Slice it any which way, for India the likely impact seems limited for now and not as spine-busting as countries like China, Canada and Cambodia, who may have to heave up more trouble. That said, what's undeniable is that India is in a tough spot with slowing exports and growth and the fresh tariffs are literally throwing salt from the sidelines.
Perhaps hoping to avoid the shots about to be fired, India gummed it up with several concessions in recent weeks. For instance, overhauling its tariff regime, the government snipped off import duties on as many as 8,500 products including bourbon whiskey and high-end motorcycles. It also expressed willingness to buy more American oil, LNG and defense equipment to narrow its bilateral trade surplus.
But the wall of measures weren't thick enough to pre-empt Trump's tariff gunfire.
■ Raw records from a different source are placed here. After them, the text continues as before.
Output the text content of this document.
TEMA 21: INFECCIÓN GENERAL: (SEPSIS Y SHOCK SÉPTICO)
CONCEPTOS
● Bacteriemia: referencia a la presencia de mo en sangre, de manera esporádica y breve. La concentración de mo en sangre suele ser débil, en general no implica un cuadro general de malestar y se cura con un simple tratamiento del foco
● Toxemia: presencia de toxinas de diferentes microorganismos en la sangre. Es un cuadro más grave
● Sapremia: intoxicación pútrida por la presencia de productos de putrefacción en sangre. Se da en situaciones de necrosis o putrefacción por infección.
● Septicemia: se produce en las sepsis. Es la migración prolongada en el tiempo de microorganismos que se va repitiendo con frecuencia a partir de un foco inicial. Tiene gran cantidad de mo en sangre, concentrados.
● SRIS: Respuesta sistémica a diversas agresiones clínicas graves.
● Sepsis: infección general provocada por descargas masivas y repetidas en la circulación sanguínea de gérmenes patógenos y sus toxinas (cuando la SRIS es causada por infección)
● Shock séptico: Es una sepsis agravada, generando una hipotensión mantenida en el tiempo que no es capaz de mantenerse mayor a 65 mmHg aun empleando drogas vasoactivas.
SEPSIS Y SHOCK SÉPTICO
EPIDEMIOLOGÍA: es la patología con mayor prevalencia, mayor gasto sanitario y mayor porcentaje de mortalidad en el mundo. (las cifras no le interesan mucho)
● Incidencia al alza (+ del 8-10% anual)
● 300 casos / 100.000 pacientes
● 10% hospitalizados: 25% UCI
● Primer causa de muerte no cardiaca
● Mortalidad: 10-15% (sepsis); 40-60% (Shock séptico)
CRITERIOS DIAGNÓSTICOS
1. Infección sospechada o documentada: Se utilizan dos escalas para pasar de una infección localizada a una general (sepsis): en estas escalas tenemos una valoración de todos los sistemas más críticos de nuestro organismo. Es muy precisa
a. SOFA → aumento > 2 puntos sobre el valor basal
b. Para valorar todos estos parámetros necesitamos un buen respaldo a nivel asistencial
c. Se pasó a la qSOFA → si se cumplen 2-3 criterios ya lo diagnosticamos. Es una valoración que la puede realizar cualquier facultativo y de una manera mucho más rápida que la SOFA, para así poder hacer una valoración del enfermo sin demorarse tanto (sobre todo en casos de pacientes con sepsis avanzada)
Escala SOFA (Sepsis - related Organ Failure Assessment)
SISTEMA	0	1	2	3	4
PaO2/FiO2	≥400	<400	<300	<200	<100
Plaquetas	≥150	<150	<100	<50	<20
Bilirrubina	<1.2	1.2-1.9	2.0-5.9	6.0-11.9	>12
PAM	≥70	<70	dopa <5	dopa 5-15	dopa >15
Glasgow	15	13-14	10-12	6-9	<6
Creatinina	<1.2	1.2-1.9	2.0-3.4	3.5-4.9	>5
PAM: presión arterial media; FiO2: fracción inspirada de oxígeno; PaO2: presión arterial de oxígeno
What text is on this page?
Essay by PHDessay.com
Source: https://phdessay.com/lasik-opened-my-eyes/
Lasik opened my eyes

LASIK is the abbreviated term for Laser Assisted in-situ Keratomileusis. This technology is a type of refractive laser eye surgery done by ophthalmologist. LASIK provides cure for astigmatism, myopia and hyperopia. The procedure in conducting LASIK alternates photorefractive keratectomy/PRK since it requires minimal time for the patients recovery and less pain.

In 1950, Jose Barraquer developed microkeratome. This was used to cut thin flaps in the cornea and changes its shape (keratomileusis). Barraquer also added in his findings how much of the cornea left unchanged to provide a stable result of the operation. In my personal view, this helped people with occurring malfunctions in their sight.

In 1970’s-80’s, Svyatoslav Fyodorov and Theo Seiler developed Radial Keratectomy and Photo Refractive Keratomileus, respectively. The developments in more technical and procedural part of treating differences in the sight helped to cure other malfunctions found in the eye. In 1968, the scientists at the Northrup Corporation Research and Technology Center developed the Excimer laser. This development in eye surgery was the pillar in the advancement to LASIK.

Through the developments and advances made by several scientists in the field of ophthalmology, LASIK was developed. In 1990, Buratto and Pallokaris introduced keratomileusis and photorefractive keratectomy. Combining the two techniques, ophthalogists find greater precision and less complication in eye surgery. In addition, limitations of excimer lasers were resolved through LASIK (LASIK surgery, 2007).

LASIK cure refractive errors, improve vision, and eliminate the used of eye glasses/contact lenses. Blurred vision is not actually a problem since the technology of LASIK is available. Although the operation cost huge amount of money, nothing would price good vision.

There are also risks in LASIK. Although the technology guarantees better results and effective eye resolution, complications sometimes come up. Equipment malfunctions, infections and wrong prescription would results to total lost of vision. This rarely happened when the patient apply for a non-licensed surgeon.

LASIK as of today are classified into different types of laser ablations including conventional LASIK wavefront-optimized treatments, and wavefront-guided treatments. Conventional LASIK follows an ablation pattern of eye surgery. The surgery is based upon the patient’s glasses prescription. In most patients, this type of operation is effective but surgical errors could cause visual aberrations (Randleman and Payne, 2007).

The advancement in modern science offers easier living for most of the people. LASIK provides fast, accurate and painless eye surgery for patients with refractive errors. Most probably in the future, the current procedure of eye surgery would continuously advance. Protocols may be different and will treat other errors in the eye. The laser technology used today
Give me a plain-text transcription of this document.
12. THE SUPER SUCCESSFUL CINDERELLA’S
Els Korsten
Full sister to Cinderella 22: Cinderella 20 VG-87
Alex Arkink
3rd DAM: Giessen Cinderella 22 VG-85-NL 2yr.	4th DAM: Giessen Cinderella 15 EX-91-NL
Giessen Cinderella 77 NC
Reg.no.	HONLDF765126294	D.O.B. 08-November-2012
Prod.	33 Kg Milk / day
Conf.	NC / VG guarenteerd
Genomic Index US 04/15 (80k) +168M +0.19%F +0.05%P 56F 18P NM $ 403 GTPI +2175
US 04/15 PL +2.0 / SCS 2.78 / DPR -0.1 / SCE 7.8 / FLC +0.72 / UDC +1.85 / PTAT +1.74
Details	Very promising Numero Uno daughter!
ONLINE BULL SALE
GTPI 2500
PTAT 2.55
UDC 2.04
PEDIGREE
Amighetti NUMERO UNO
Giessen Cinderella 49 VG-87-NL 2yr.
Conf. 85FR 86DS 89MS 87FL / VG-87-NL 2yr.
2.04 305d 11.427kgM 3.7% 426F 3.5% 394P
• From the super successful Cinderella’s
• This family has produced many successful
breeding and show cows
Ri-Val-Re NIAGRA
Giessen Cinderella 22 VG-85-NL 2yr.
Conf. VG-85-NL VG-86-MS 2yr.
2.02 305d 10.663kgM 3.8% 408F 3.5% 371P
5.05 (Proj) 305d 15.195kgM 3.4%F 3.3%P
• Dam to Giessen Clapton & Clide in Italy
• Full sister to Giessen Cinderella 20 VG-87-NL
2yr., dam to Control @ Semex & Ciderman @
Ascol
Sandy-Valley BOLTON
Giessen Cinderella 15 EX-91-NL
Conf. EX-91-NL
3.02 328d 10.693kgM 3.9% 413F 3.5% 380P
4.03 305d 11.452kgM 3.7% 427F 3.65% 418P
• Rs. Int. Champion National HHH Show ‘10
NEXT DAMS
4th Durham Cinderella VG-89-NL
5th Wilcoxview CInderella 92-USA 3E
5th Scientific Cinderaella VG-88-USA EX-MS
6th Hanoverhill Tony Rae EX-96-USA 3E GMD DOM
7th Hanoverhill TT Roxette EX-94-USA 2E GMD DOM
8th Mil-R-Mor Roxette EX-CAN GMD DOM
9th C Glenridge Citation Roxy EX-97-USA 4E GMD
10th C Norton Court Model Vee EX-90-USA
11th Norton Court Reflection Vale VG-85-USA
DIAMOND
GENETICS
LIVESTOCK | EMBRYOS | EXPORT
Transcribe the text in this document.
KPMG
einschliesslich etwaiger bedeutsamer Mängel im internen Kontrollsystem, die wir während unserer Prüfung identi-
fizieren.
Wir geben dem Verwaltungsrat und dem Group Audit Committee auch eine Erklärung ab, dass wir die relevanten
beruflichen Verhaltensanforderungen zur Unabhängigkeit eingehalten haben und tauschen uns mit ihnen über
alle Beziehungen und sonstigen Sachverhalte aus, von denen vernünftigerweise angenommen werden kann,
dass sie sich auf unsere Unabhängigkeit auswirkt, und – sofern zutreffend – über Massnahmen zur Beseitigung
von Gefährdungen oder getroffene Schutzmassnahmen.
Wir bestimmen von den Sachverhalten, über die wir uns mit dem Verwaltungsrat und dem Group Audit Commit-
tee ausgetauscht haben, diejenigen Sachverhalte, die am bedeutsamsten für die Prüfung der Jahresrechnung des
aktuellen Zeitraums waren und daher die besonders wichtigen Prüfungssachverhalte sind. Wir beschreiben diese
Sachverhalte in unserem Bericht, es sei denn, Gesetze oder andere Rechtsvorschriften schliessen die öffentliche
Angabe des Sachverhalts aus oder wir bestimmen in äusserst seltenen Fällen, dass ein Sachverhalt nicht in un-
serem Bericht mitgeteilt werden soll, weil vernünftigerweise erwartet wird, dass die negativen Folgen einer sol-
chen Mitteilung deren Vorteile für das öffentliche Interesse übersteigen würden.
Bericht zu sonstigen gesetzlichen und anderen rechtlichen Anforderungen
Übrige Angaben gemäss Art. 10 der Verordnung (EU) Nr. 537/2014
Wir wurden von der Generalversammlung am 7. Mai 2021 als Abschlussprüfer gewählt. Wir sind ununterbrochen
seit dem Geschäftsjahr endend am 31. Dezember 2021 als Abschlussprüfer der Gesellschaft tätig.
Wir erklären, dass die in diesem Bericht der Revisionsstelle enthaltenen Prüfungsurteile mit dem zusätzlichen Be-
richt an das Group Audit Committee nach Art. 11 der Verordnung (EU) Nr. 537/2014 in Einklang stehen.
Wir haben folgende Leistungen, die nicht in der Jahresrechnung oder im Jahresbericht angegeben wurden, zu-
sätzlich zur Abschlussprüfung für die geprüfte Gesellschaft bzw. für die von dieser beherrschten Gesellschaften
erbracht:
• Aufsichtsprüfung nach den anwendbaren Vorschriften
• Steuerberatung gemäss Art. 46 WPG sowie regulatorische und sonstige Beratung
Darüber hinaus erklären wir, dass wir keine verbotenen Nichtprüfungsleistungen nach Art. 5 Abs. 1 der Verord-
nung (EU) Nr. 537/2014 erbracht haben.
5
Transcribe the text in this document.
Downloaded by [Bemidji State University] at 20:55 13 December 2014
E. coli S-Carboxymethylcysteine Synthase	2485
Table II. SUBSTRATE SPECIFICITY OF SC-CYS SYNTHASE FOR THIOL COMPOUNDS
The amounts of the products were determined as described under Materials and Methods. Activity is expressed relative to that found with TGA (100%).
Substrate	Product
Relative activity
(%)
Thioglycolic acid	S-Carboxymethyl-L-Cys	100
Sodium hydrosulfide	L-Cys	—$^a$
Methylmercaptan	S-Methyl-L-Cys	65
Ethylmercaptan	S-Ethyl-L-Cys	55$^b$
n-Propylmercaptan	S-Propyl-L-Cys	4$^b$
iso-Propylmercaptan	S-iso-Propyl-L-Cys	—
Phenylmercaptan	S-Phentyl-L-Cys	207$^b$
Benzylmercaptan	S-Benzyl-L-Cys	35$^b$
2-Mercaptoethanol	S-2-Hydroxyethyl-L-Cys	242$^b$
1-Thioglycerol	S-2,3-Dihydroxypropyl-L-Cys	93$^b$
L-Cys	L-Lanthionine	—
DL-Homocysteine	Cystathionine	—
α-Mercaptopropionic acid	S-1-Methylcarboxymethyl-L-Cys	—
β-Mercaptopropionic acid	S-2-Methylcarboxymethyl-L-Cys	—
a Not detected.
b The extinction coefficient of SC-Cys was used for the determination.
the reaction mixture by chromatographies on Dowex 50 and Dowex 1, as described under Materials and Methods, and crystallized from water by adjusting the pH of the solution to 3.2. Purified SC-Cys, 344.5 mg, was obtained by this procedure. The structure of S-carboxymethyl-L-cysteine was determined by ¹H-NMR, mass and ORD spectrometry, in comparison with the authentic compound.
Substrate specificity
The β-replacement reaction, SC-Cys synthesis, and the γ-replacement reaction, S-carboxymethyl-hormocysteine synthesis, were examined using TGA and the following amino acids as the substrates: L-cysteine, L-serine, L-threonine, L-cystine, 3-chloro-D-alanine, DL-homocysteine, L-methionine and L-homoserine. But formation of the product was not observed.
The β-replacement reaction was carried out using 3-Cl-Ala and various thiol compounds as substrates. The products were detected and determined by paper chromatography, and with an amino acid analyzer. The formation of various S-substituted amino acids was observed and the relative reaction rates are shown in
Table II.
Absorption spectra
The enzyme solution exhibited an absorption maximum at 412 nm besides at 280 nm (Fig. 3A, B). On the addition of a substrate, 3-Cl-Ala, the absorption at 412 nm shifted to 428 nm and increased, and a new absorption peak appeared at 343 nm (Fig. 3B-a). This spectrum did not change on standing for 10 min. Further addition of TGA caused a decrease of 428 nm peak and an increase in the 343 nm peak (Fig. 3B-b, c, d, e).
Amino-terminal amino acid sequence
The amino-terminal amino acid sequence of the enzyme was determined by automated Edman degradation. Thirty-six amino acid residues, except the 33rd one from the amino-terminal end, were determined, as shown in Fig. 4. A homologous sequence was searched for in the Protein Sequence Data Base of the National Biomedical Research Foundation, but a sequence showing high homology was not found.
In short, we weren't as lucky as Trump, whose last-second head tilt miraculously avoided the assassin’s bullet during last year's election campaign.
While key sectors like pharma and energy were exempt, others like auto, apparel and textiles, electronics, and engineering weren't spared. In response, India said it was 'carefully examining' the impact, and has already begun trade talks with the US and both countries aim to double bilateral trade to $500 billion by 2030, up from $127 billion in 2023.
As for sector-specific levies, India's apparel and textile industry is particularly hit with the US market accounting for $10 billion, or nearly 28% of exports. Likewise, auto component exports touched $5.72 billion in FY24, or 27%, and the proposed 25% tariff threatens the growth of exports. Moreover, the 26% reciprocal tariff on auto industry is in addition to the 25% tariff on imported automobiles and auto parts. Together, they could significantly impact the earnings of auto companies.
The US remains the largest revenue-contributing market for large-cap IT firms, accounting for over 50% of industry revenue. While the impact on services from tariffs could be minimal, restrictive trade policies affecting other sectors and countries could influence overall technology spending. Analysts believe sectors such as BFSI, auto, retail and discretionary are particularly vulnerable to these macroeconomic pressures, potentially leading to a further delay in technology investments, which have already been in a holding pattern for the past two years.
According to Morgan Stanley, while India is exposed to direct tariff risks, the bigger effect on growth from tariffs likely comes via the indirect transmission channel of weaker corporate confidence from heightened policy uncertainty and the spillovers to capex and trade cycle.
From 2021-24, the US was the largest trading partner for India and accounts for about 18% of India's total goods exports, 6.22% of imports and 10.73% in bilateral trade. America has a trade surplus with India of $35.52 billion in goods in FY24. According to the White House, prior to reciprocal tariffs, the US tariff rates were among the lowest, with simple average tariffs at 3.3%, compared with India's 17%.
Tariffs are nothing but border taxes charged on the import of goods from foreign countries. Charged as a percentage of a product's value, importers pay them upon entry to the customs agency of the country or bloc that levies them. They are levied on components and raw materials, pushing up the costs to producers.
The US is the world's largest goods importer buying products worth $3 trillion in 2023 and also has the largest goods trade deficit of $1 trillion. Trump has long complained that the deficit reflects 'unfair' practices from US trading partners, and is determined to restore factory production from overseas locations. Its largest goods trade deficit is with China at $295 billion, followed by the EU at $235 billion.